EXHIBIT 99.1
HEADWATERS INCORPORATED ANNOUNCES PROPOSED OFFERING
OF $125 MILLION OF CONVERTIBLE SENIOR SUBORDINATED NOTES
SOUTH JORDAN, UTAH, JANUARY 16, 2007 — HEADWATERS INCORPORATED (NYSE: HW) announced today it intends to offer, subject to market and other conditions, $125 million of convertible senior subordinated notes due 2014 (the “Notes”) in a private placement to qualified institutional buyers pursuant to exemptions from the registration requirements of the Securities Act of 1933. The Notes will mature in 2014 and will bear interest at a rate to be determined. The Notes are expected to pay interest semiannually and will be convertible into cash and, if applicable, shares of Headwaters’ common stock based on a conversion rate to be determined. The Notes may be repurchased, at the option of the holder, prior to maturity upon the occurrence of certain fundamental changes involving Headwaters’ common stock. Headwaters expects to grant an over-allotment option to the initial purchasers for an additional $25 million aggregate principal amount of the Notes.

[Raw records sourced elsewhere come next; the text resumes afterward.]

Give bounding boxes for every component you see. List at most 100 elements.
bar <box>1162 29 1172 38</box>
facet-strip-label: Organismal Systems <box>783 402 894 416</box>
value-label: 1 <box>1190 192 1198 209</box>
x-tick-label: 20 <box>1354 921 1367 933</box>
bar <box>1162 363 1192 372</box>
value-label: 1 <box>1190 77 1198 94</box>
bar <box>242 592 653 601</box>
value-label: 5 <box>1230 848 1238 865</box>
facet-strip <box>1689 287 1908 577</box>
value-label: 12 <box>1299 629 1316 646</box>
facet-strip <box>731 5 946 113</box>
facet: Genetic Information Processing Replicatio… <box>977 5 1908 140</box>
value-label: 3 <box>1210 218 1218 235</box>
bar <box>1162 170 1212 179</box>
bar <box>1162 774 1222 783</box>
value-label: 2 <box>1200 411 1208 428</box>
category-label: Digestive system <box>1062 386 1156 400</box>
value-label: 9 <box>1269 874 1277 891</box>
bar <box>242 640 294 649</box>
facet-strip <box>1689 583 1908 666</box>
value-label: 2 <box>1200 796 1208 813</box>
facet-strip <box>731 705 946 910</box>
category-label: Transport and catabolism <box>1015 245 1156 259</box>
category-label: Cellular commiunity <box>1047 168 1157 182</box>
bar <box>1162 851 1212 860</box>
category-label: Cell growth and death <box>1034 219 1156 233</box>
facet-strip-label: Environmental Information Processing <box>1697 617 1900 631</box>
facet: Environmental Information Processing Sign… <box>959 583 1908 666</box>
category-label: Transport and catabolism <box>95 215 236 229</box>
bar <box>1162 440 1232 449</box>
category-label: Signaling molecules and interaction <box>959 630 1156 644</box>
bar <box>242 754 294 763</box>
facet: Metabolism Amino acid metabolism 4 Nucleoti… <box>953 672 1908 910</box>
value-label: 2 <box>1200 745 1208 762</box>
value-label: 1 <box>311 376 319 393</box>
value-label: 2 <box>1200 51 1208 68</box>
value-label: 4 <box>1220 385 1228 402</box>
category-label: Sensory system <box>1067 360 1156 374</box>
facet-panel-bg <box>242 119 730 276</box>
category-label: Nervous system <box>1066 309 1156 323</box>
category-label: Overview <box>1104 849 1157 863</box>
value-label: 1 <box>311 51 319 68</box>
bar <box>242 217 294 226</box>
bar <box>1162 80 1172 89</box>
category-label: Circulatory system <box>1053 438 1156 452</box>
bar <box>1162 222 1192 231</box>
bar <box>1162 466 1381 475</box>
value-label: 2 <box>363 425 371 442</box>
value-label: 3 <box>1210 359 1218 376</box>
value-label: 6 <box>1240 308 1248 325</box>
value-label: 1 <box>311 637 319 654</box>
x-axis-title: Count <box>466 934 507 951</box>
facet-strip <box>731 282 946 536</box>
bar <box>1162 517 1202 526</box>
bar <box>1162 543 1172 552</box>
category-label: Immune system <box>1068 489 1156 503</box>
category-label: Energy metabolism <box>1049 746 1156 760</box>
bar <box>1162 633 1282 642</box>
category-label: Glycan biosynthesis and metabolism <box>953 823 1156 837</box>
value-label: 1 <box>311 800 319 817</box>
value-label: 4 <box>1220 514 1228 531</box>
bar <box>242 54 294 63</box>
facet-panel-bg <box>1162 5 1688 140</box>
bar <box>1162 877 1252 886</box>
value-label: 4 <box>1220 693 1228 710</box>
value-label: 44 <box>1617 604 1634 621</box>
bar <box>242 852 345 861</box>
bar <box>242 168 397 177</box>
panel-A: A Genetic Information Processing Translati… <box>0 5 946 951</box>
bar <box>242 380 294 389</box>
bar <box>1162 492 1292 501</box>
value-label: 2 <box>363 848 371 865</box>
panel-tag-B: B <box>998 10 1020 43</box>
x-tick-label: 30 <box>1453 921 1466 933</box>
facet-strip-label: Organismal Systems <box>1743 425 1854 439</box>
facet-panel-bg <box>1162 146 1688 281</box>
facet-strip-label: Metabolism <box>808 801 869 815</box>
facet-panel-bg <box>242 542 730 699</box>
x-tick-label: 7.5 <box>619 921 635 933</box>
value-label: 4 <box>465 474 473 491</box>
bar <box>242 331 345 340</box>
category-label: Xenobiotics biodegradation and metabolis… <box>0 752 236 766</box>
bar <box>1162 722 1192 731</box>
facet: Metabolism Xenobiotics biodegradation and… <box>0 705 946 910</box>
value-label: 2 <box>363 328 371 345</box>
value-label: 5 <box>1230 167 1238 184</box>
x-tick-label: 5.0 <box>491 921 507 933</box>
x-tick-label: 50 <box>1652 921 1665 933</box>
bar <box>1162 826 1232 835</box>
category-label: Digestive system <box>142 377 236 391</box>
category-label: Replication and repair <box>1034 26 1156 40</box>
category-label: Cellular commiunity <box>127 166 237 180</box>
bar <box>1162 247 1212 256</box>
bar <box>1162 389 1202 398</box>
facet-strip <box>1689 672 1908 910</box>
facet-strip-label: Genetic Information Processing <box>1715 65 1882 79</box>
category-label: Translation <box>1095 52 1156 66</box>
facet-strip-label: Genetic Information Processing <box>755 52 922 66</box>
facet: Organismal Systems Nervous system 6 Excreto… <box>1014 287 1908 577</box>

Concurrently with the pricing of the Notes, Headwaters intends to enter into convertible note hedge and warrant transactions in respect of its common stock with an affiliate of one of the initial purchasers. These transactions are intended to reduce the dilution to Headwaters’ common stock from potential future conversion of the Notes.
In connection with the convertible note hedge and warrant transactions, it is expected that our counterparty to those transactions or its affiliate will enter into various derivative transactions with respect to Headwaters’ common stock concurrently with or shortly after the pricing of the Notes. In addition, such counterparty or its affiliate may enter into, or unwind, various derivatives transactions with respect to Headwaters’ common stock and/or to purchase or sell shares of Headwaters’ common stock in secondary market transactions following the pricing of the notes (and is likely to do so during any observation period related to an exchange of the notes). These activities could have the effect of increasing or preventing a decline in the price of Headwaters’ common stock concurrently with or following the pricing of the Notes.
Headwaters intends to use all of the net proceeds from the offering to repay a portion of its senior secured credit facility.
This press release does not constitute an offer to sell or the solicitation of an offer to buy securities and shall not constitute an offer, solicitation or sale in any jurisdiction in which such offer, solicitation or sale is unlawful. The Notes and any common stock issuable upon conversion of the Notes have not been registered under the Securities Act of 1933 or applicable state securities laws and, unless so registered, may not be offered or sold in the United States except pursuant to an exemption from the registration requirements of the Securities Act and applicable state securities laws.
Except for the historical information contained herein, the matters set forth in this press release, such as statements as to the expected use of net proceeds, are forward-looking statements within the meaning of the “safe harbor” provisions of the Private Securities Litigation Reform Act of 1995. These forward-looking statements are subject to risks and uncertainties that may cause actual results to differ materially, including market and other conditions that may affect Headwaters’ ability to complete the proposed offering and other risks detailed from time to time in Headwaters’ SEC reports. Headwaters disclaims any intent or obligation to update these forward-looking statements.